As daunting as the world of analytics may appear, there are helpful methods and platforms for startups to use. StackList offers an up-to-date source of some of the most helpful and kindly priced analytic tools.

However, understanding what to do with the information holds the key to Amazon-like success.

Knowing which data is most effective

The best way to understanding your demographic is through first-hand data. This is usually collated through cookie software. Startups can also share first-hand data through a data onboarder like LiveRamp.

Used correctly, you can then target your audience with personal and relevant adverts.

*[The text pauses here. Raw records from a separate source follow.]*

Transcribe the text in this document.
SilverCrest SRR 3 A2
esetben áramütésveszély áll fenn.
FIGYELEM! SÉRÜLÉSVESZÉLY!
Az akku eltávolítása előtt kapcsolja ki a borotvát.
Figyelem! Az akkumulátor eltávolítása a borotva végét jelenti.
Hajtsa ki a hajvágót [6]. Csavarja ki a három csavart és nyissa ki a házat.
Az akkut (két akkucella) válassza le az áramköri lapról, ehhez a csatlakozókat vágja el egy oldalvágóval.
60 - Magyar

Make reading the data easy for yourself

Don’t have data in every corner of the Internet. To make analysis less time-consuming, pull all the first, second and third-party data together. Your marketing team will thank you and you will see a more thorough study of the analytics.

Measure data that matters

Trim away the excess of unhelpful data. There is no such thing as bad data, but data that clearly sits outside of Key Performance Indicators (KPIs), such as sales and SEO metrics, will waste your time and slow down the process.

Don’t take it personally

It is important to hypothesize your data before analysis. But ensure your hypothesis is based on literature and past data. Otherwise you risk wasting time frantically explaining something that could be a random error.

Similarly, if it is a concerning anomaly that stands outside your business strategy, don’t take it personally.

Data will not always show you what you want to see, and sometimes it won’t be wholly significant, but with every analysis of your data, you are closer to perfecting your business-customer relationship.

The relevance of data analytics is crucial to every business, and as Jeff Bezos, founder and CEO of Amazon, explains: “If you’re competitor-focused, you must wait until there is a competitor doing something. Being customer-focused allows you to be pioneering.”